Immediately, I hate the centered format. It throws off my natural sense of rhythm. Personally, I'm never a fan of using all-caps for emphasis, either -- italics is preferred, bold might be acceptable -- but the unexplained "COLORed" in there confused me more than normal.
Mysty, I know I've mentioned this multiple times before, and I really would like to see you take care of it: 'Autoformat as You Type' will mess up your dialogue punctuation/capitalization, and since you know it'll happen, you should go back through and fix it, or fix it as you go along. Example: "C'mon!" She said… would be "C'mon!" she said… I'm not suggesting to turn off Autoformat, but just remember to fix dialogue before you post a final version.

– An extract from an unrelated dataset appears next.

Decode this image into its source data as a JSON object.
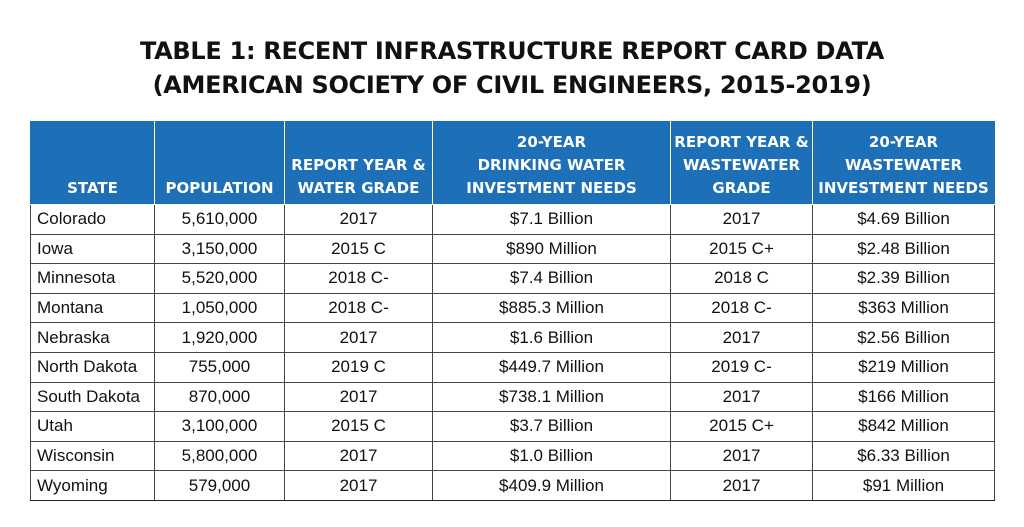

Aelflead is incredibly pitiful throughout this entire collab, and yet even at such a low point, she doesn't reveal much at all about her past. One of my favorite aspects is seeing Ignis and Deni being human, with their own frustrations and flaws, rather than saints willing to put up with anything. As was stated multiple times in the collab itself, they're all three flawed characters, flawed people, and they're written that way. It makes you want to read more and find out more, it makes you want to root for them to overcome their problems… or root for the world to hammer some reality into them.
You all handled the pacing well, breaking the tension where it needed, letting it build during the standoffs. However, I do feel like this carried on longer than it needed to, especially since there's no satisfying payoff in the end. Aelflead reveals a tiny bit (a rather significant, but poorly explained bit) and then everyone leaves frustrated. The outcome isn't bad, sometimes it takes time to break down walls. However, as a reader, I felt like it was building up to something more that just never came. If it had been shorter, that impression wouldn't have been as strong… or if Aelflead had given up something more significant, it would have felt justified.
Keep this twisted little friendship dynamic going.